Yesterday the lemur and I ventured out to Roy Thomson Hall for Tafelmusik’s Singalong Messiah. I did this with some trepidation. There were reasons for this. First, I’m not a great sight reader; I sorta, kinda get by but I’m much more comfortable in the middle of a group of better singers that I can key off. But there’s the rub, I’m a tenor. I did this gig before in 2003 and there were like a million sopranos and seven tenors. See first point. It ain’t happening.(*). Finally, I had been fighting a cold/cough all week and feared that my voice would be better suited to Aristophanes than Handel. Fools tread boldly etc.
This thing has now been going 32 years; 31 at Massey and then, due to the Massey 2.0 project, transplanted to Podland. It’s startling how many people had been doing the thing for 15, 20, even 30 years. Of course none of those are tenors. It’s not a straightforward presentation of the work. It’s established it’s own set of traditions; mostly around Mr. Handel’s schtick. I don’t actually remember the French telegram boy on a bicycle from last time but it must date back. After all surely even God doesn’t send telegrams anymore. She has a smart phone I bet. How else would she play Kleptocats? Anyway, it’s good fun and eventually we got to sing and hear the rather good quartet of soloists though the excellent Tafelmusik Choir was rather lost in the mix.

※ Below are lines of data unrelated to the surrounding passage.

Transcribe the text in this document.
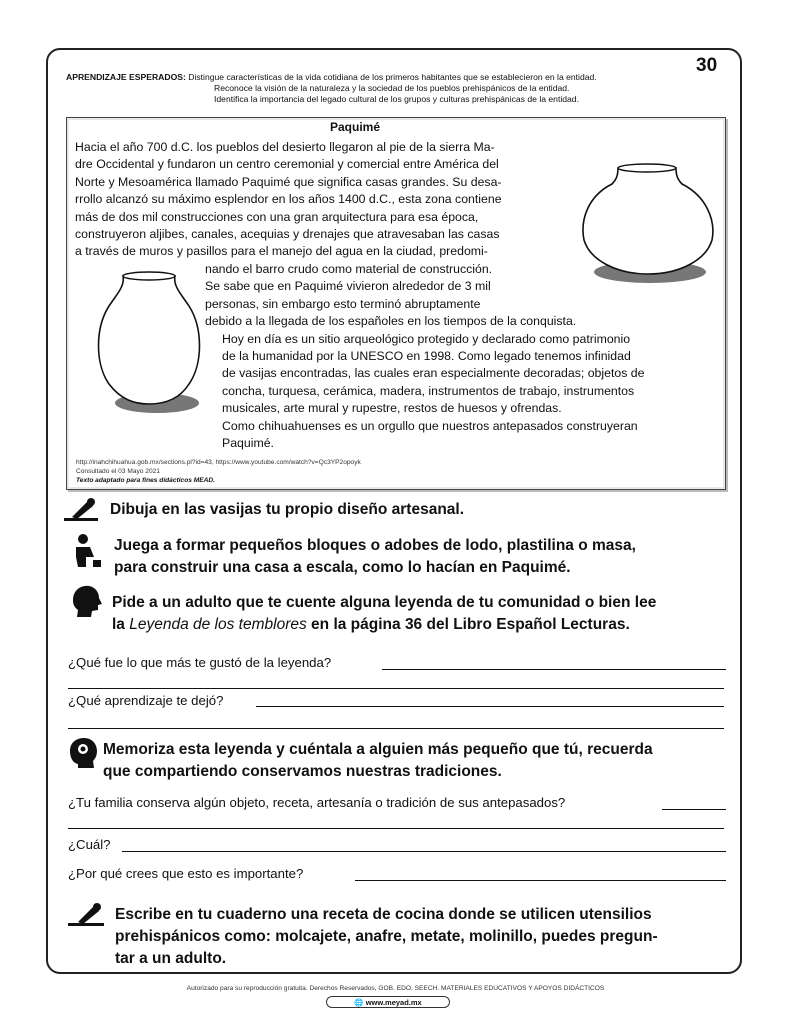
30
APRENDIZAJE ESPERADOS: Distingue características de la vida cotidiana de los primeros habitantes que se establecieron en la entidad.
Reconoce la visión de la naturaleza y la sociedad de los pueblos prehispánicos de la entidad.
Identifica la importancia del legado cultural de los grupos y culturas prehispánicas de la entidad.
Paquimé
Hacia el año 700 d.C. los pueblos del desierto llegaron al pie de la sierra Ma-
dre Occidental y fundaron un centro ceremonial y comercial entre América del
Norte y Mesoamérica llamado Paquimé que significa casas grandes. Su desa-
rrollo alcanzó su máximo esplendor en los años 1400 d.C., esta zona contiene
más de dos mil construcciones con una gran arquitectura para esa época,
construyeron aljibes, canales, acequias y drenajes que atravesaban las casas
a través de muros y pasillos para el manejo del agua en la ciudad, predomi-
nando el barro crudo como material de construcción.
Se sabe que en Paquimé vivieron alrededor de 3 mil
personas, sin embargo esto terminó abruptamente
debido a la llegada de los españoles en los tiempos de la conquista.
Hoy en día es un sitio arqueológico protegido y declarado como patrimonio
de la humanidad por la UNESCO en 1998. Como legado tenemos infinidad
de vasijas encontradas, las cuales eran especialmente decoradas; objetos de
concha, turquesa, cerámica, madera, instrumentos de trabajo, instrumentos
musicales, arte mural y rupestre, restos de huesos y ofrendas.
Como chihuahuenses es un orgullo que nuestros antepasados construyeran
Paquimé.
http://inahchihuahua.gob.mx/sections.pl?id=43, https://www.youtube.com/watch?v=Qc3YP2opoyk
Consultado el 03 Mayo 2021
Texto adaptado para fines didácticos MEAD.
Dibuja en las vasijas tu propio diseño artesanal.
Juega a formar pequeños bloques o adobes de lodo, plastilina o masa,
para construir una casa a escala, como lo hacían en Paquimé.
Pide a un adulto que te cuente alguna leyenda de tu comunidad o bien lee
la Leyenda de los temblores en la página 36 del Libro Español Lecturas.
¿Qué fue lo que más te gustó de la leyenda?
¿Qué aprendizaje te dejó?
Memoriza esta leyenda y cuéntala a alguien más pequeño que tú, recuerda
que compartiendo conservamos nuestras tradiciones.
¿Tu familia conserva algún objeto, receta, artesanía o tradición de sus antepasados?
¿Cuál?
¿Por qué crees que esto es importante?
Escribe en tu cuaderno una receta de cocina donde se utilicen utensilios
prehispánicos como: molcajete, anafre, metate, molinillo, puedes pregun-
tar a un adulto.
Autorizado para su reproducción gratuita. Derechos Reservados, GOB. EDO. SEECH. MATERIALES EDUCATIVOS Y APOYOS DIDÁCTICOS
🌐 www.meyad.mx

The solo recits and airs give a pretty good flavour of the differences between a Tafelmusik Messiah and one at the TSO; even one with as light a touch as this season. It’s an even smaller orchestra and the soloists are more obviously selected for their baroque qualifications. This was perhaps best exemplified by the tenor; Charles Daniels. His approach to the music is slightly idiosyncratic with few opportunities to ornament and embellish eschewed. There were some seriously high grace notes in there too. Perhaps it sounds a bit mannered but it’s never dull.
Much the same could be said for soprano Sherezade Panthaki, whose ornamentation approached Daniels’ in its complexity while she sang with quite lovely tone and feeling. Krisztina Szabó and Drew Santini, who rounded out the quartet, also displayed first class musicianship and sense of style. I love the hautbois and the valveless trumpet too and there were Italian bagpipes (really!).
And there was the chorus; all of us. The rampaging hordes of sopranos, the manful basses chugging along at the bottom and the mixed bag of “contraltos, countertenors and depressed mezzo sopranos” on the alto line. And the tiny band of tenors making a last stand against the barbarian hordes in a pathetic clump in C2. We survived. We were perhaps a bit ovine at times though. I certainly lost the plot more than once; perhaps worst of all in that fiendish final Amen where there is absolutely nothing textual to key off. Just a whole bunch of people singing “Ah, Ah, Ah” in what they hope is the right pitch and tempo. Still we made it to the end and the final mad encore of Hallelujah (complete with Keith’s green jacket).
Would I do it again? Probably. Maybe if I take up smoking I could become a baritone?
(*)I know tenors are rare but I’m not convinced they are a smaller proportion of the population than AB-s. I suspect there’s a fifth column. There are, I fear, tenors who sit with their wives in the soprano section doubling the soprano line an octave down. Herr Händel’s suggestion of an “agricultural accident” is altogether too kind.